Inside each folder you will find a tutorial with examples of how to run CODARFE.
If you got the error about the data generalization or the
- 1) If you have less than 1k columns (you can push a little further if you have time) you can try setting the flag rLowVar to False. This will make the tool examine every single column. It will also make the tool run much slower, but it may find a better result, since it is looking more "carefully". (During the creation of the tool, we tested on a dataset with over 10k columns and 1k samples and it took a few hours to finish)
- 2) You can choose not to allow the target transformation (allow_transform_high_variation = False). In most cases, this transformation will help the model, but in some special cases, the raw target may yield a better result.
- 3) You can try to remove fewer predictors on each step of the RFE (percentage_cols_2_remove = 0.1). This will make the tool run much slower, but like option 1, it will take a better look at the predictors.
- 4) You can increase the maximum iterations of the Huber regressor (n_max_iter_huber = 1000). This may help during the predictor selection step, allowing the model to create a better fit on the data.
- 5) You can also combine multiple suggestions above. Just remember that combining options 1 and 3 may cause a severe increase in runtime.
If after testing all the possibilities above the model is still yielding bad results, check if your target is appropriate for the tool. For example, if your target is between 0 and 1, it means that it is not appropriate for the methods used in this tool, and in this specific case, you may want to try applying a logit to your target before using the tool.
Because most of the packages are constantly updated, it is possible that it could affect the tool versions for non-Windows users. If you find any bugs or strange behavior, please report it to us through the email: [email protected]

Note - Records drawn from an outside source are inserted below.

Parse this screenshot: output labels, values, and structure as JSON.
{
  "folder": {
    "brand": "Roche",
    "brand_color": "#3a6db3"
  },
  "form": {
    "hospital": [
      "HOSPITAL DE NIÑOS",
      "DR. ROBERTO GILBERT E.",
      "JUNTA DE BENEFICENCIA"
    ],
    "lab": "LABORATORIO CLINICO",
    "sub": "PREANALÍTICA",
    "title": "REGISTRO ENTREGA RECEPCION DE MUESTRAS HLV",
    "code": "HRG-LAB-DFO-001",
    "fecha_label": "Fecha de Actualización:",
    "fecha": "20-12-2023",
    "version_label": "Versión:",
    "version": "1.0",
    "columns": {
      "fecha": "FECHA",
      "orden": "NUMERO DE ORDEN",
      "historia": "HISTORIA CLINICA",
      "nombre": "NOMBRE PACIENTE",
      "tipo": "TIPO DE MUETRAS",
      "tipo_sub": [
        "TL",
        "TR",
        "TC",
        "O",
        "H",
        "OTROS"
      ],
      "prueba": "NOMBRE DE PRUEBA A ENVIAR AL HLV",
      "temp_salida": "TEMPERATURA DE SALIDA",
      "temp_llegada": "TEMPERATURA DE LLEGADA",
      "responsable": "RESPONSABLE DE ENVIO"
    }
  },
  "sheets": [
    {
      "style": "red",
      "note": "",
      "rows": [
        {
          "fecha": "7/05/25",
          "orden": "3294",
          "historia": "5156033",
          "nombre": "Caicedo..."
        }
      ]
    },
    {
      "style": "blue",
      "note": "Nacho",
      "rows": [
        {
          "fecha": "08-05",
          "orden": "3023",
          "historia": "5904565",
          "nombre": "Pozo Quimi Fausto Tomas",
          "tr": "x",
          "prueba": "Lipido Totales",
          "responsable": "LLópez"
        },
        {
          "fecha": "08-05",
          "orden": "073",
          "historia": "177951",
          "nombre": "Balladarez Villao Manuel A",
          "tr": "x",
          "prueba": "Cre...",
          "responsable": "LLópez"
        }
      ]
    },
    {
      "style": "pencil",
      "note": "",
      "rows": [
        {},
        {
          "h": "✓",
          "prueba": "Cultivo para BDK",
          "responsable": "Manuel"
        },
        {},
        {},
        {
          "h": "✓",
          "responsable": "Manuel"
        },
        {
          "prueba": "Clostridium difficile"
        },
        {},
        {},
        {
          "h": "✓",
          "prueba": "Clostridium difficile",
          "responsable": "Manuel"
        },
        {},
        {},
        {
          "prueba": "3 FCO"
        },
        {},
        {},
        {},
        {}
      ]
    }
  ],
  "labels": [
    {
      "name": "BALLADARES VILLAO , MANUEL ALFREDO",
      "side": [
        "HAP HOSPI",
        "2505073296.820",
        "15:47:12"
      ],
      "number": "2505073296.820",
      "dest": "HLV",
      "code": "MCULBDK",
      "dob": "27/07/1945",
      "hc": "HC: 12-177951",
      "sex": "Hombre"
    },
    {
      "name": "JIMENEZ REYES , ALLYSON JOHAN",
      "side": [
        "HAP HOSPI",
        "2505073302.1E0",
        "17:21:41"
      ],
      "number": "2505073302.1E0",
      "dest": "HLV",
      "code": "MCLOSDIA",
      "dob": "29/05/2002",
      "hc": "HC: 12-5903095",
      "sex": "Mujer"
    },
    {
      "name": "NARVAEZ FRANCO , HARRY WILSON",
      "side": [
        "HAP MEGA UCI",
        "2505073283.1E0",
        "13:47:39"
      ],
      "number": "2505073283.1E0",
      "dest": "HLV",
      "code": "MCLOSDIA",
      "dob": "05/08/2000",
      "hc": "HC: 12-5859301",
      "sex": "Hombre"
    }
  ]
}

Thank you for using CODARFE. If you find this tool useful for your research or any other work, we kindly request that you cite our article in your publications and presentations. Proper citation is essential for acknowledging the effort involved in developing and maintaining this tool.
Citation Information:
Article Title: CODARFE: Unlocking the prediction of continuous environmental variables based on microbiome
Authors: Murilo Caminotto Barbosa *, Joao Fernando Marques da Silva, Leonardo Cardoso Alves, Robert D. Finn, Alexandre R Paschoal *
DOI: https://doi.org/10.1101/2024.07.18.604052
Corresponding authors e-mail: [email protected] & [email protected]
BibTeX:
@article{barbosa2024codarfe,
title={CODARFE: Unlocking the prediction of continuous environmental variables based on microbiome},
author={Barbosa, Murilo Caminotto and da Silva, Joao Fernando Marques and Alves, Leonardo Cardoso and Finn, Robert D and Paschoal, Alexandre R},
journal={bioRxiv},
pages={2024--07},
year={2024},
publisher={Cold Spring Harbor Laboratory}
}
Important Note:
By using CODARFE, you agree to cite the above-mentioned article in any publication, presentation, or other work that makes use of this tool. Proper citation helps us to track the impact and usage of our work, and supports the continued development and maintenance of the tool.
Thank you for your cooperation and support.
This project is licensed under the Apache License 2.0. See the LICENSE file for more details.